Sorumluluk Kime Ait?

Öncelikle büyük bir kurumda yaşanacak değişimin türüne o kurumun en üst düzey kurullarında kilit paydaşların katılımıyla karar verilmesi gerekiyor. Çünkü uygulanacak strateji kurumunda arzulanan değişimin türüne göre değişir. Bir organizasyonda yapılara dokunmadan sadece süreçleri etkileyecek tür bir değişim söz konusuysa, projeyi delege edebilirsiniz ancak hedeflenen değişim kurumun tüm süreç, yapı ve insan kaynaklarını büyük boyutta etkileyecekse (transformasyonel değişim) işi birine delege edip sorumluluktan kaçmamanız gerekir.
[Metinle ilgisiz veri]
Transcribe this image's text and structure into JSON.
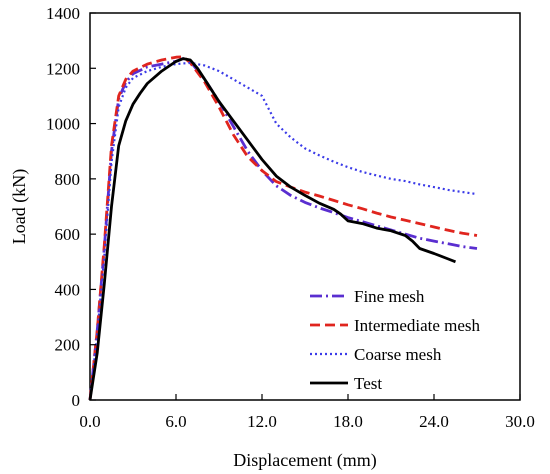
{
  "chart_data": {
    "type": "line",
    "title": "",
    "xlabel": "Displacement (mm)",
    "ylabel": "Load (kN)",
    "xlim": [
      0,
      30
    ],
    "ylim": [
      0,
      1400
    ],
    "x_ticks": [
      0,
      6,
      12,
      18,
      24,
      30
    ],
    "x_tick_labels": [
      "0.0",
      "6.0",
      "12.0",
      "18.0",
      "24.0",
      "30.0"
    ],
    "y_ticks": [
      0,
      200,
      400,
      600,
      800,
      1000,
      1200,
      1400
    ],
    "y_tick_labels": [
      "0",
      "200",
      "400",
      "600",
      "800",
      "1000",
      "1200",
      "1400"
    ],
    "grid": false,
    "legend_position": "bottom-right",
    "series": [
      {
        "name": "Fine mesh",
        "color": "#5a2ed0",
        "dash": "dash-dot",
        "points": [
          [
            0,
            0
          ],
          [
            0.5,
            250
          ],
          [
            1,
            550
          ],
          [
            1.5,
            900
          ],
          [
            2,
            1090
          ],
          [
            2.5,
            1150
          ],
          [
            3,
            1180
          ],
          [
            4,
            1205
          ],
          [
            5,
            1215
          ],
          [
            6,
            1225
          ],
          [
            6.5,
            1235
          ],
          [
            7,
            1225
          ],
          [
            8,
            1160
          ],
          [
            9,
            1080
          ],
          [
            10,
            990
          ],
          [
            11,
            900
          ],
          [
            12,
            830
          ],
          [
            13,
            775
          ],
          [
            14,
            740
          ],
          [
            15,
            715
          ],
          [
            16,
            695
          ],
          [
            17,
            678
          ],
          [
            18,
            660
          ],
          [
            19,
            645
          ],
          [
            20,
            630
          ],
          [
            21,
            615
          ],
          [
            22,
            600
          ],
          [
            23,
            585
          ],
          [
            24,
            575
          ],
          [
            25,
            565
          ],
          [
            26,
            555
          ],
          [
            27,
            548
          ]
        ]
      },
      {
        "name": "Intermediate mesh",
        "color": "#e0251e",
        "dash": "dash",
        "points": [
          [
            0,
            0
          ],
          [
            0.5,
            250
          ],
          [
            1,
            560
          ],
          [
            1.5,
            920
          ],
          [
            2,
            1100
          ],
          [
            2.5,
            1160
          ],
          [
            3,
            1190
          ],
          [
            4,
            1215
          ],
          [
            5,
            1230
          ],
          [
            6,
            1240
          ],
          [
            6.5,
            1242
          ],
          [
            7,
            1220
          ],
          [
            8,
            1150
          ],
          [
            9,
            1060
          ],
          [
            10,
            960
          ],
          [
            11,
            880
          ],
          [
            12,
            830
          ],
          [
            13,
            790
          ],
          [
            14,
            770
          ],
          [
            15,
            752
          ],
          [
            16,
            738
          ],
          [
            17,
            722
          ],
          [
            18,
            706
          ],
          [
            19,
            692
          ],
          [
            20,
            676
          ],
          [
            21,
            662
          ],
          [
            22,
            650
          ],
          [
            23,
            638
          ],
          [
            24,
            626
          ],
          [
            25,
            614
          ],
          [
            26,
            603
          ],
          [
            27,
            595
          ]
        ]
      },
      {
        "name": "Coarse mesh",
        "color": "#3b3be8",
        "dash": "dot",
        "points": [
          [
            0,
            0
          ],
          [
            0.5,
            240
          ],
          [
            1,
            520
          ],
          [
            1.5,
            860
          ],
          [
            2,
            1060
          ],
          [
            2.5,
            1130
          ],
          [
            3,
            1165
          ],
          [
            4,
            1190
          ],
          [
            5,
            1205
          ],
          [
            6,
            1215
          ],
          [
            7,
            1220
          ],
          [
            8,
            1210
          ],
          [
            9,
            1190
          ],
          [
            10,
            1160
          ],
          [
            11,
            1130
          ],
          [
            12,
            1100
          ],
          [
            13,
            1000
          ],
          [
            14,
            950
          ],
          [
            15,
            910
          ],
          [
            16,
            885
          ],
          [
            17,
            862
          ],
          [
            18,
            842
          ],
          [
            19,
            825
          ],
          [
            20,
            812
          ],
          [
            21,
            800
          ],
          [
            22,
            792
          ],
          [
            23,
            780
          ],
          [
            24,
            770
          ],
          [
            25,
            760
          ],
          [
            26,
            752
          ],
          [
            27,
            745
          ]
        ]
      },
      {
        "name": "Test",
        "color": "#000000",
        "dash": "solid",
        "points": [
          [
            0,
            0
          ],
          [
            0.5,
            170
          ],
          [
            1,
            420
          ],
          [
            1.5,
            700
          ],
          [
            2,
            920
          ],
          [
            2.5,
            1010
          ],
          [
            3,
            1070
          ],
          [
            3.5,
            1110
          ],
          [
            4,
            1145
          ],
          [
            5,
            1190
          ],
          [
            6,
            1225
          ],
          [
            6.5,
            1235
          ],
          [
            7,
            1230
          ],
          [
            7.5,
            1200
          ],
          [
            8,
            1160
          ],
          [
            9,
            1080
          ],
          [
            10,
            1010
          ],
          [
            11,
            940
          ],
          [
            12,
            870
          ],
          [
            13,
            810
          ],
          [
            14,
            770
          ],
          [
            15,
            740
          ],
          [
            16,
            712
          ],
          [
            17,
            690
          ],
          [
            17.5,
            672
          ],
          [
            18,
            648
          ],
          [
            19,
            638
          ],
          [
            20,
            622
          ],
          [
            21,
            612
          ],
          [
            22,
            595
          ],
          [
            22.5,
            575
          ],
          [
            23,
            548
          ],
          [
            24,
            530
          ],
          [
            25,
            510
          ],
          [
            25.5,
            500
          ]
        ]
      }
    ]
  }
}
Başarılı örneklerde CEO’ların işin sonuna kadar ipleri bırakmadıkları, hem zihnen, hem de bedenen değişim lideri modeli sergiledikleri görülmektedir. (Kurumsal yapılarda çalışırken birçok kez genel müdürlerin proje açılış toplantılarında güzel konuşmalarına tanık oldum. Sonra da projenin hiçbir aşamasında gözükmeyip, başarısız diye kendi atadıkları proje yöneticilerini azlettiklerini! ) Değişim lideri kendi davranışlarıyla değişim sürecinden etkilenecek iş arkadaşlarına rol model olmalı ve değişim sürecinde onları destekleyeceğini yalnız bırakmayacağını göstermelidir ki değişimi yaşayacak ve yaşatacak olan kadrolarda vagona binsin. İnsanın konfor bölgesinin dışına çıkmasının ne kadar zor olduğunu hepimiz biliriz. Çalışanlar kendilerine örnek olan ve daima yanlarında olan liderleri severler ve onu desteklerler.



Değişim İhtiyacını Yanlış Anlama

İnovasyon süreçlerinin ağır, daktiloyla yazı yazdığımız, hayatın günümüze kıyasla “slow motion” yaşandığı dönemlerde, bir liderin hatası, yanlış stratejisi, çok büyük zararlara yol açmayabiliyordu. Neticede insanlar kendilerinden beklenen işleri uzun süre aynı şekilde yapmaya devam ettiler. Değişimin baskısının bugünkü kadar hissedilmediği dönemlerde süreçlerde uzun süre aynı kaldı. Çalışanlarda bu durumdan pek şikayetçi olmadılar. Statüko her zaman tercih edildi.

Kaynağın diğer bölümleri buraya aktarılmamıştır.